記憶力や思考能力、歳をとっても衰えず

 人間の記憶力や思考能力は、これまで考えられていたほどには年齢とともに衰えないことが、研究者グループの調査により明らかになった。いわゆる「脳トレ」のあり方をめぐる論議に一石を投じそうだ。

 この調査を行ったのは、東京医科歯科大学の加勢隆彦教授ら。「名前が思い出せなくなった。若いころはこんなことなかったのに」と嘆く50代以上の男女298人の家族から聞き取り調査を行ったところ、30代のころから「名前が思い出せなくなった。若いころはこんなことなかったのに」と嘆いていた事実が浮き彫りになった。

 思考能力についても同様の結果が出た。聞き取り調査に対して「若いころのほうが計算が速かった」と答えた50代の男女307人のうち290人は、中学校の数学の計算ドリルのテスト答案の半分が白紙の状態だった。

 加瀬教授は「衰えたと本人が思うほどには衰えていない。
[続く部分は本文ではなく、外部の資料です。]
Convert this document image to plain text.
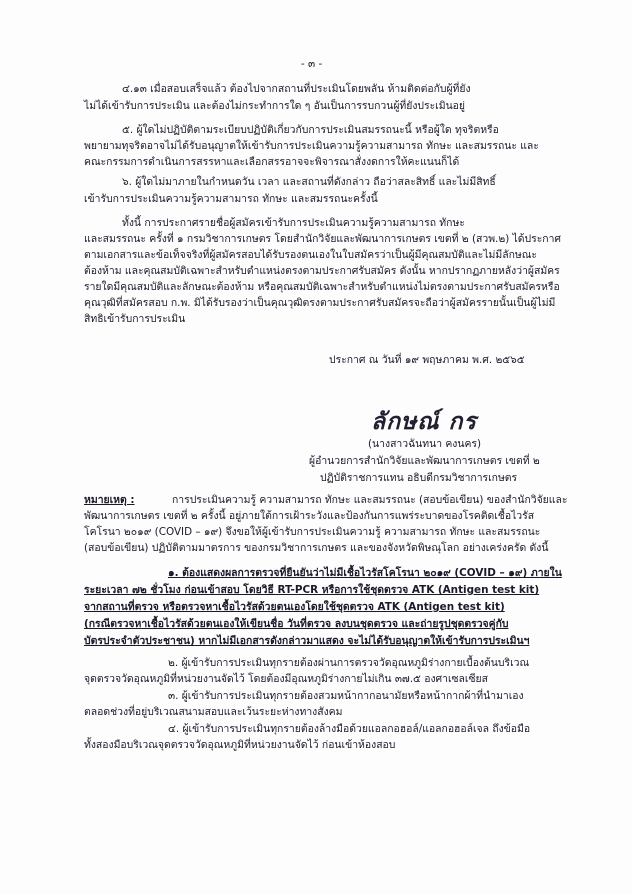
- ๓ -
๔.๑๓ เมื่อสอบเสร็จแล้ว ต้องไปจากสถานที่ประเมินโดยพลัน ห้ามติดต่อกับผู้ที่ยัง
ไม่ได้เข้ารับการประเมิน และต้องไม่กระทำการใด ๆ อันเป็นการรบกวนผู้ที่ยังประเมินอยู่
๕. ผู้ใดไม่ปฏิบัติตามระเบียบปฏิบัติเกี่ยวกับการประเมินสมรรถนะนี้ หรือผู้ใด ทุจริตหรือ
พยายามทุจริตอาจไม่ได้รับอนุญาตให้เข้ารับการประเมินความรู้ความสามารถ ทักษะ และสมรรถนะ และ
คณะกรรมการดำเนินการสรรหาและเลือกสรรอาจจะพิจารณาสั่งงดการให้คะแนนก็ได้
๖. ผู้ใดไม่มาภายในกำหนดวัน เวลา และสถานที่ดังกล่าว ถือว่าสละสิทธิ์ และไม่มีสิทธิ์
เข้ารับการประเมินความรู้ความสามารถ ทักษะ และสมรรถนะครั้งนี้
ทั้งนี้ การประกาศรายชื่อผู้สมัครเข้ารับการประเมินความรู้ความสามารถ ทักษะ
และสมรรถนะ ครั้งที่ ๑ กรมวิชาการเกษตร โดยสำนักวิจัยและพัฒนาการเกษตร เขตที่ ๒ (สวพ.๒) ได้ประกาศ
ตามเอกสารและข้อเท็จจริงที่ผู้สมัครสอบได้รับรองตนเองในใบสมัครว่าเป็นผู้มีคุณสมบัติและไม่มีลักษณะ
ต้องห้าม และคุณสมบัติเฉพาะสำหรับตำแหน่งตรงตามประกาศรับสมัคร ดังนั้น หากปรากฏภายหลังว่าผู้สมัคร
รายใดมีคุณสมบัติและลักษณะต้องห้าม หรือคุณสมบัติเฉพาะสำหรับตำแหน่งไม่ตรงตามประกาศรับสมัครหรือ
คุณวุฒิที่สมัครสอบ ก.พ. มิได้รับรองว่าเป็นคุณวุฒิตรงตามประกาศรับสมัครจะถือว่าผู้สมัครรายนั้นเป็นผู้ไม่มี
สิทธิเข้ารับการประเมิน
ประกาศ ณ วันที่ ๑๙ พฤษภาคม พ.ศ. ๒๕๖๕
ลักษณ์ กร
(นางสาวฉันทนา คงนคร)
ผู้อำนวยการสำนักวิจัยและพัฒนาการเกษตร เขตที่ ๒
ปฏิบัติราชการแทน อธิบดีกรมวิชาการเกษตร
หมายเหตุ :	การประเมินความรู้ ความสามารถ ทักษะ และสมรรถนะ (สอบข้อเขียน) ของสำนักวิจัยและ
พัฒนาการเกษตร เขตที่ ๒ ครั้งนี้ อยู่ภายใต้การเฝ้าระวังและป้องกันการแพร่ระบาดของโรคติดเชื้อไวรัส
โคโรนา ๒๐๑๙ (COVID – ๑๙) จึงขอให้ผู้เข้ารับการประเมินความรู้ ความสามารถ ทักษะ และสมรรถนะ
(สอบข้อเขียน) ปฏิบัติตามมาตรการ ของกรมวิชาการเกษตร และของจังหวัดพิษณุโลก อย่างเคร่งครัด ดังนี้
๑. ต้องแสดงผลการตรวจที่ยืนยันว่าไม่มีเชื้อไวรัสโคโรนา ๒๐๑๙ (COVID – ๑๙) ภายใน
ระยะเวลา ๗๒ ชั่วโมง ก่อนเข้าสอบ โดยวิธี RT-PCR หรือการใช้ชุดตรวจ ATK (Antigen test kit)
จากสถานที่ตรวจ หรือตรวจหาเชื้อไวรัสด้วยตนเองโดยใช้ชุดตรวจ ATK (Antigen test kit)
(กรณีตรวจหาเชื้อไวรัสด้วยตนเองให้เขียนชื่อ วันที่ตรวจ ลงบนชุดตรวจ และถ่ายรูปชุดตรวจคู่กับ
บัตรประจำตัวประชาชน) หากไม่มีเอกสารดังกล่าวมาแสดง จะไม่ได้รับอนุญาตให้เข้ารับการประเมินฯ
๒. ผู้เข้ารับการประเมินทุกรายต้องผ่านการตรวจวัดอุณหภูมิร่างกายเบื้องต้นบริเวณ
จุดตรวจวัดอุณหภูมิที่หน่วยงานจัดไว้ โดยต้องมีอุณหภูมิร่างกายไม่เกิน ๓๗.๕ องศาเซลเซียส
๓. ผู้เข้ารับการประเมินทุกรายต้องสวมหน้ากากอนามัยหรือหน้ากากผ้าที่นำมาเอง
ตลอดช่วงที่อยู่บริเวณสนามสอบและเว้นระยะห่างทางสังคม
๔. ผู้เข้ารับการประเมินทุกรายต้องล้างมือด้วยแอลกอฮอล์/แอลกอฮอล์เจล ถึงข้อมือ
ทั้งสองมือบริเวณจุดตรวจวัดอุณหภูมิที่หน่วยงานจัดไว้ ก่อนเข้าห้องสอบ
むしろ中高年に達してから妄想力は強まっている」と指摘する。

 「若いころは徹夜しても平気だった」といった証言も、そのあとに「翌朝会社で普通に『おはようございます、ムニャムニャムニャ』と挨拶してから働いていたんだよ」といった続きがあり、本人が気がつかないうちに眠りに落ちていたと推測されるケースがほとんどだという。

 加瀬教授は「若いころは記憶力や体力のなさを恥じていた人が、加齢という正当な理由を得たことで、堂々とアピールできるようになっただけ」との仮説を立てた。今後は酒場などでフィールドワークを行い、中高年間で老化談義を交わす人の心理にどれくらいの度合いで自慢の感情が含まれているのかを確かめたいとしている。